Inferensys

Glossary

Feature Flagging

Feature flagging is a software development practice that uses conditional toggles to enable or disable specific functionality, allowing for controlled rollouts and A/B testing of new features without deploying separate code branches.
Data engineer managing feature store on laptop, feature definitions visible, casual data engineering session.
A/B TESTING FRAMEWORKS

What is Feature Flagging?

Feature flagging is a foundational engineering practice for controlled, data-driven software releases.

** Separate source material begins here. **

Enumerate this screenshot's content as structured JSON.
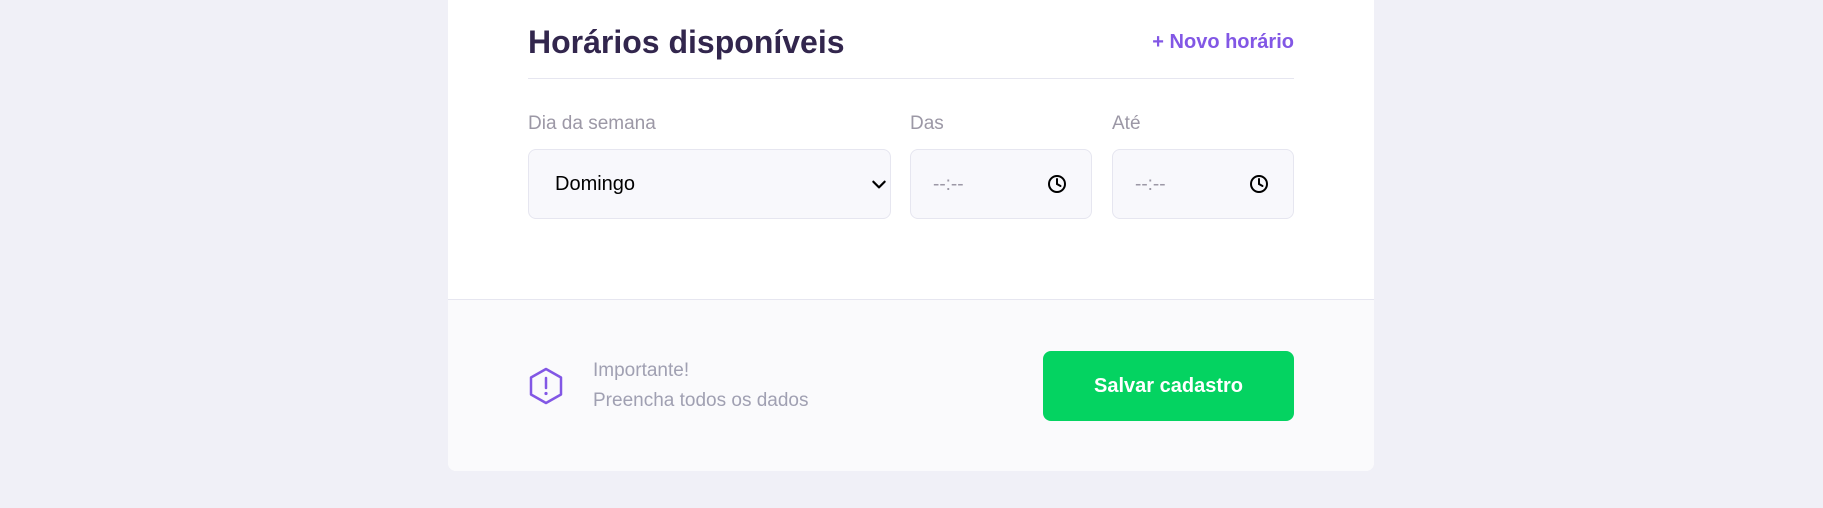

Feature flagging is a software development technique that uses conditional toggles, or feature flags, to enable or disable specific functionality within a live application without deploying new code. This allows teams to separate code deployment from feature release, enabling controlled rollouts, A/B testing, and instant rollbacks. It is a core component of continuous delivery and evaluation-driven development, providing granular control over the user experience.

In the context of AI systems, feature flags manage the release of new model versions, prompt architectures, or RAG configurations. They facilitate statistical hypothesis testing by dynamically routing traffic between experimental variants, such as a new large language model and a legacy system. This enables rigorous performance metric comparison and guardrail metric monitoring before a full canary launch, ensuring changes are validated against production data without disrupting service.

A/B TESTING FRAMEWORKS

Core Characteristics of Feature Flagging

Feature flagging is a foundational software engineering practice that enables controlled, data-driven deployment and experimentation. Its core characteristics define its power and flexibility within modern development and MLOps workflows.

01

Conditional Code Execution

At its core, a feature flag is a conditional statement (if-else) that wraps a block of code or a model configuration. This allows the runtime behavior of an application to be changed without deploying new code. The flag's state (on/off or a specific variant) is evaluated at runtime, typically by querying a remote configuration service.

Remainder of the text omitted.